There are still many outdoorsmen and women who take to the woods for extended trips, and they have a tremendous variety of pistols to choose from as kit guns. For the sake of space, we will be looking mostly at the lighter and more budget-friendly options on the market today.

Heritage Rough Rider

The Rough Rider is the undisputed king of kit guns these days. They are an inexpensive single-action revolver with an alloy frame, chambered in .22 Long Rifle. A mind-boggling array of grips, barrel lengths, and finishes are available. Rough Riders retail for less than 150 dollars in many cases, and some versions come with an extra cylinder for the .22 Magnum cartridge. I have never heard anyone complain about the accuracy of these pistols and would not hesitate to carry one in the woods myself.

Ruger Wrangler

With the robust Single-Six becoming too expensive an option for many woodsmen, Ruger brought out their single-action Wrangler as a direct competitor to the Rough Rider. While slightly more expensive than the Heritage at around $210 for the standard model, the Wrangler makes up for it with more attention to detail and cleaner lines. A new model called the Super Wrangler is now available with adjustable sights and is compatible with holsters for the Single-Six. The street price for the Super is $289 in my area. (Note: we are an Amazon Affiliate and may get a small commission off purchases made)

Browning Buckmark

In production since 1985, the Browning Buckmark is an improved version of the classic Colt Woodsman pistol. Weight-wise, the Buckmark is similar to the Ruger MK series pistols and no less accurate. My standard model will shoot CCI Mini-Mags into 3” at 25 yards with little effort on my part. My Dad’s long-barreled Buckmark Bullseye would do even better, throwing a magazine full of CCI Green Tag into an inch-and-a-half at the same distance. I have owned both the Browning and the Ruger, and I prefer the Buckmark because I found it easier to clean without disassembly, and the ones owned by my father and I would reliably cycle a wider variety of ammunition than my Ruger MKII.

Diamondback Sidekick

In keeping with the phrase “what is old is new again,” we have the Diamondback Sidekick. The Sidekick is a double-action .22 revolver is a reincarnation of the old High Standard Double Nine. Styling is reminiscent of a single-action like the Wrangler, but you won’t have to cock the hammer if you don’t want to. The Sidekick is equipped with fixed sights and comes with a .22 Magnum cylinder that can be quickly swapped with the .22 LR cylinder.

Buffalo Outdoors does a great range review in this pistol.

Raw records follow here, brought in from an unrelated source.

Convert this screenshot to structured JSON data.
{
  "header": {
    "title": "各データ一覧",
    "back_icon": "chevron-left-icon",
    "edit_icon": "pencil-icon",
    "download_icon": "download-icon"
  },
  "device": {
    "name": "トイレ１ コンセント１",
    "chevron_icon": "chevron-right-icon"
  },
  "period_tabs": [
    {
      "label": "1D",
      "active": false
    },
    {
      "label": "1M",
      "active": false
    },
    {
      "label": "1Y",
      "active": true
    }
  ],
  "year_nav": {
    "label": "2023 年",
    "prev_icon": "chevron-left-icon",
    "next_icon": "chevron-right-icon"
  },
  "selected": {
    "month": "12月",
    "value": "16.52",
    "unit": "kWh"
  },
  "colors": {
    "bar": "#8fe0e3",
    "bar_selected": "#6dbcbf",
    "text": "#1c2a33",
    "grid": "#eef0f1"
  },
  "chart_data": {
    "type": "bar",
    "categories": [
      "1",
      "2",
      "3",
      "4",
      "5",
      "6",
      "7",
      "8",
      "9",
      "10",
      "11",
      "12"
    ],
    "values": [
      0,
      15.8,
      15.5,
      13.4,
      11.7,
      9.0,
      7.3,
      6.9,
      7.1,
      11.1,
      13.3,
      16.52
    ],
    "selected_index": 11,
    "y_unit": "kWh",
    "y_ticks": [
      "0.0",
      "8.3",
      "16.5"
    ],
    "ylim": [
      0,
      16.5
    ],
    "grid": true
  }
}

Ruger Single-Seven .327 Federal

I hesitate to include this pistol because it is much heavier (6-12 ounces more) than the other models discussed and more expensive. Chambered in the underrated .327 Federal, the Single-Seven is a powerhouse in a rimfire-sized package. And if you are aiming to put a pig in the pot, it will do it. The Single-Seven can also shoot .32 S&W, .32 S&W Long, and .32 H&R Magnum. None of these rounds are super common but usually can still found on the shelf after people have panic-bought the more common calibers.

Other Thoughts

I did not mention “tactical plinkers” like the Walther P22 or its twin, the Ruger SR22, But I probably should have. These compact .22 semiautos are reliable, lightweight pistols and a joy to carry on the hip. The sights did not work well for me at 25 yards. However, at closer range (10-15 yards), I achieved groups with mine where I felt ethical shooting at game. Your results may vary. Practice and know your limitations.

Final Thoughts

Carrying a gun as part of your outdoor kit can allow one to stay out in the woods or on the trail as long as game and ammo are available. The kit gun is not as commonplace a concept as it used to be, but it can add a layer of practicality and nostalgia to an extended hike or camping trip. Have fun!